Creating a comprehensive framework for leveraging meta-omic data in environmental biotechnology processes
Abstract
The scientific community needs tools to harness the potential of meta-omic data in the realm of environmental biotechnology, ensuring that these data adhere to the principles of Findable, Accessible, Interoperable, and Reusable (FAIR) data management. Although there are public repositories for sequencing data, sequencing data from environmental biotechnology processes are actually very difficult to leverage. The MEMOS project focuses on the interoperability of two information systems, DeepOmics and EnviBIS, to create a comprehensive framework for leveraging meta-omic data and metadata.
Firstly, DeepOmics (INRAE-PROSE and DSI-SOLAPP) is an information system designed to store meta-omic data pertaining to environmental biotechnology processes. It enables storing and, soon, querying cross-referenced amplicon sequencing data, to metadata associated with samples from lab-scale reactors, pilots, or industrial sites.
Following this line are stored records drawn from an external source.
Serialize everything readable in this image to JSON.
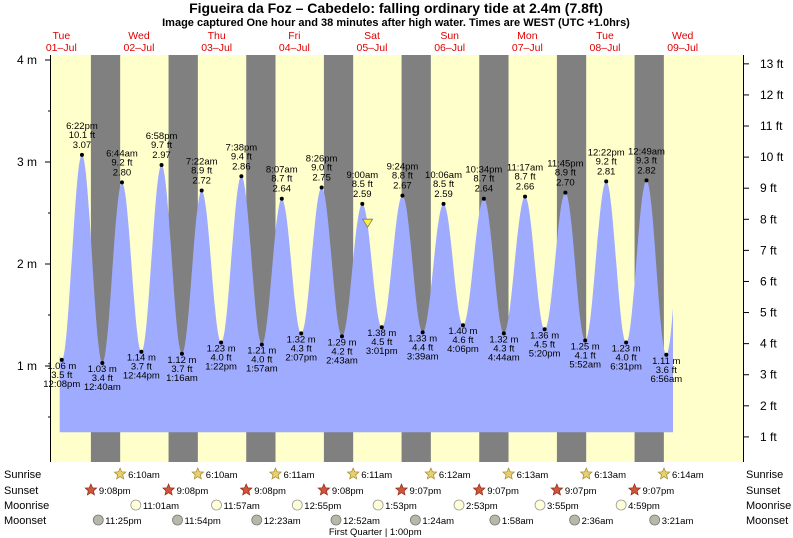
{
  "title": "Figueira da Foz – Cabedelo: falling  ordinary tide at 2.4m (7.8ft)",
  "subtitle": "Image captured One hour and 38 minutes after high water. Times are WEST (UTC +1.0hrs)",
  "days": [
    {
      "dow": "Tue",
      "date": "01–Jul"
    },
    {
      "dow": "Wed",
      "date": "02–Jul"
    },
    {
      "dow": "Thu",
      "date": "03–Jul"
    },
    {
      "dow": "Fri",
      "date": "04–Jul"
    },
    {
      "dow": "Sat",
      "date": "05–Jul"
    },
    {
      "dow": "Sun",
      "date": "06–Jul"
    },
    {
      "dow": "Mon",
      "date": "07–Jul"
    },
    {
      "dow": "Tue",
      "date": "08–Jul"
    },
    {
      "dow": "Wed",
      "date": "09–Jul"
    }
  ],
  "left_axis_labels": [
    "4 m",
    "3 m",
    "2 m",
    "1 m"
  ],
  "right_axis_labels": [
    "13 ft",
    "12 ft",
    "11 ft",
    "10 ft",
    "9 ft",
    "8 ft",
    "7 ft",
    "6 ft",
    "5 ft",
    "4 ft",
    "3 ft",
    "2 ft",
    "1 ft"
  ],
  "row_labels": {
    "sunrise": "Sunrise",
    "sunset": "Sunset",
    "moonrise": "Moonrise",
    "moonset": "Moonset"
  },
  "sunrise_times": [
    "6:10am",
    "6:10am",
    "6:11am",
    "6:11am",
    "6:12am",
    "6:13am",
    "6:13am",
    "6:14am"
  ],
  "sunset_times": [
    "9:08pm",
    "9:08pm",
    "9:08pm",
    "9:08pm",
    "9:07pm",
    "9:07pm",
    "9:07pm",
    "9:07pm"
  ],
  "moonrise_times": [
    "11:01am",
    "11:57am",
    "12:55pm",
    "1:53pm",
    "2:53pm",
    "3:55pm",
    "4:59pm"
  ],
  "moonset_times": [
    "11:25pm",
    "11:54pm",
    "12:23am",
    "12:52am",
    "1:24am",
    "1:58am",
    "2:36am",
    "3:21am"
  ],
  "moon_phase_note": "First Quarter | 1:00pm",
  "colors": {
    "day_bg": "#ffffcc",
    "night_bg": "#808080",
    "water": "#9fabfe",
    "day_label": "#e00000",
    "now_marker": "#ffee33"
  },
  "chart_data": {
    "type": "area",
    "title": "Figueira da Foz – Cabedelo: falling  ordinary tide at 2.4m (7.8ft)",
    "x_unit": "hours from 00:00 Tue 01-Jul (WEST)",
    "ylabel_left": "m",
    "ylabel_right": "ft",
    "ylim": [
      0,
      4
    ],
    "current": {
      "height_m": 2.4,
      "height_ft": 7.8,
      "state": "falling"
    },
    "extremes": [
      {
        "type": "low",
        "time": "12:08 pm",
        "height_m": 1.06,
        "height_ft": "3.5 ft"
      },
      {
        "type": "high",
        "time": "6:22 pm",
        "height_m": 3.07,
        "height_ft": "10.1 ft"
      },
      {
        "type": "low",
        "time": "12:40 am",
        "height_m": 1.03,
        "height_ft": "3.4 ft"
      },
      {
        "type": "high",
        "time": "6:44 am",
        "height_m": 2.8,
        "height_ft": "9.2 ft"
      },
      {
        "type": "low",
        "time": "12:44 pm",
        "height_m": 1.14,
        "height_ft": "3.7 ft"
      },
      {
        "type": "high",
        "time": "6:58 pm",
        "height_m": 2.97,
        "height_ft": "9.7 ft"
      },
      {
        "type": "low",
        "time": "1:16 am",
        "height_m": 1.12,
        "height_ft": "3.7 ft"
      },
      {
        "type": "high",
        "time": "7:22 am",
        "height_m": 2.72,
        "height_ft": "8.9 ft"
      },
      {
        "type": "low",
        "time": "1:22 pm",
        "height_m": 1.23,
        "height_ft": "4.0 ft"
      },
      {
        "type": "high",
        "time": "7:38 pm",
        "height_m": 2.86,
        "height_ft": "9.4 ft"
      },
      {
        "type": "low",
        "time": "1:57 am",
        "height_m": 1.21,
        "height_ft": "4.0 ft"
      },
      {
        "type": "high",
        "time": "8:07 am",
        "height_m": 2.64,
        "height_ft": "8.7 ft"
      },
      {
        "type": "low",
        "time": "2:07 pm",
        "height_m": 1.32,
        "height_ft": "4.3 ft"
      },
      {
        "type": "high",
        "time": "8:26 pm",
        "height_m": 2.75,
        "height_ft": "9.0 ft"
      },
      {
        "type": "low",
        "time": "2:43 am",
        "height_m": 1.29,
        "height_ft": "4.2 ft"
      },
      {
        "type": "high",
        "time": "9:00 am",
        "height_m": 2.59,
        "height_ft": "8.5 ft"
      },
      {
        "type": "low",
        "time": "3:01 pm",
        "height_m": 1.38,
        "height_ft": "4.5 ft"
      },
      {
        "type": "high",
        "time": "9:24 pm",
        "height_m": 2.67,
        "height_ft": "8.8 ft"
      },
      {
        "type": "low",
        "time": "3:39 am",
        "height_m": 1.33,
        "height_ft": "4.4 ft"
      },
      {
        "type": "high",
        "time": "10:06 am",
        "height_m": 2.59,
        "height_ft": "8.5 ft"
      },
      {
        "type": "low",
        "time": "4:06 pm",
        "height_m": 1.4,
        "height_ft": "4.6 ft"
      },
      {
        "type": "high",
        "time": "10:34 pm",
        "height_m": 2.64,
        "height_ft": "8.7 ft"
      },
      {
        "type": "low",
        "time": "4:44 am",
        "height_m": 1.32,
        "height_ft": "4.3 ft"
      },
      {
        "type": "high",
        "time": "11:17 am",
        "height_m": 2.66,
        "height_ft": "8.7 ft"
      },
      {
        "type": "low",
        "time": "5:20 pm",
        "height_m": 1.36,
        "height_ft": "4.5 ft"
      },
      {
        "type": "high",
        "time": "11:45 pm",
        "height_m": 2.7,
        "height_ft": "8.9 ft"
      },
      {
        "type": "low",
        "time": "5:52 am",
        "height_m": 1.25,
        "height_ft": "4.1 ft"
      },
      {
        "type": "high",
        "time": "12:22 pm",
        "height_m": 2.81,
        "height_ft": "9.2 ft"
      },
      {
        "type": "low",
        "time": "6:31 pm",
        "height_m": 1.23,
        "height_ft": "4.0 ft"
      },
      {
        "type": "high",
        "time": "12:49 am",
        "height_m": 2.82,
        "height_ft": "9.3 ft"
      },
      {
        "type": "low",
        "time": "6:56 am",
        "height_m": 1.11,
        "height_ft": "3.6 ft"
      }
    ]
  }
}
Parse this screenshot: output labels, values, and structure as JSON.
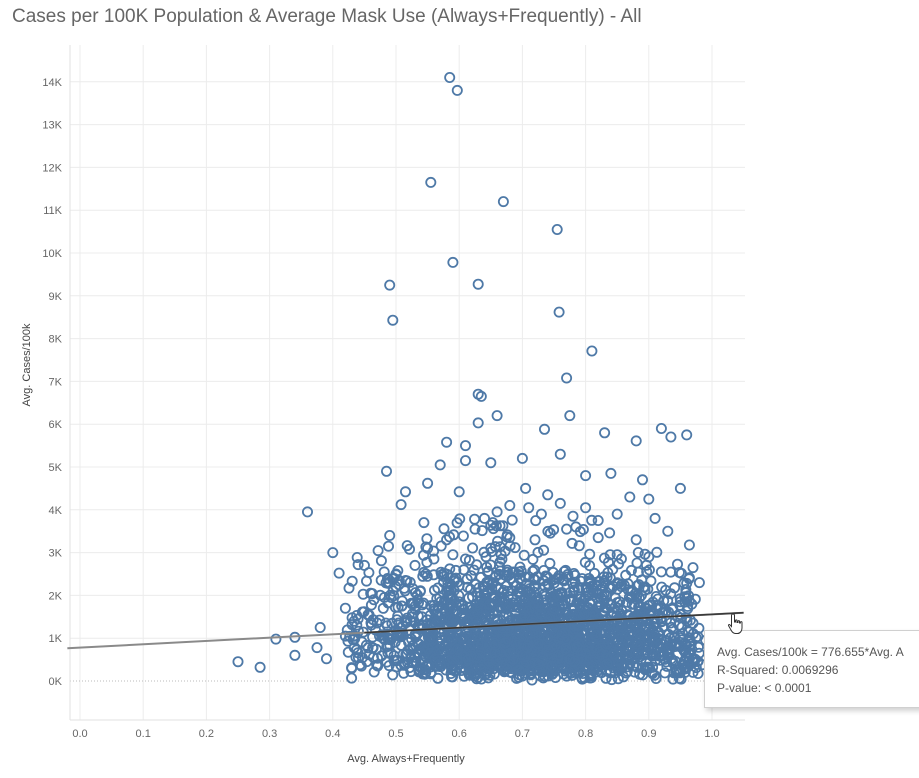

Secondly, EnviBIS (INRAE-LBE) is an information system driven by a set of ontologies for managing data related to environmental biorefinery, utilizing the open-source software suite OpenSILEX developed by UMR MISTEA.
Ensuring interoperability between these two tools will empower researchers to seamlessly access and analyze data from heterogeneous sources, enabling interdisciplinary knowledge aggregation.
A conversion of the relational database within the DeepOmics tool into a structured ontology has been undertaken. This conversion will facilitate alignment with EnviBIS ontologies and promote interoperability between the two tools.
In conclusion, the MEMOS project will provide valuable resources to the scientific community, enabling it to harness the potential of meta-omic data in environmental biotechnology. By championing the principles of FAIR data management and facilitating the integration of tools like DeepOmics and EnviBIS, MEMOS paves the way for enhanced research collaborations, knowledge sharing, and data-driven discoveries.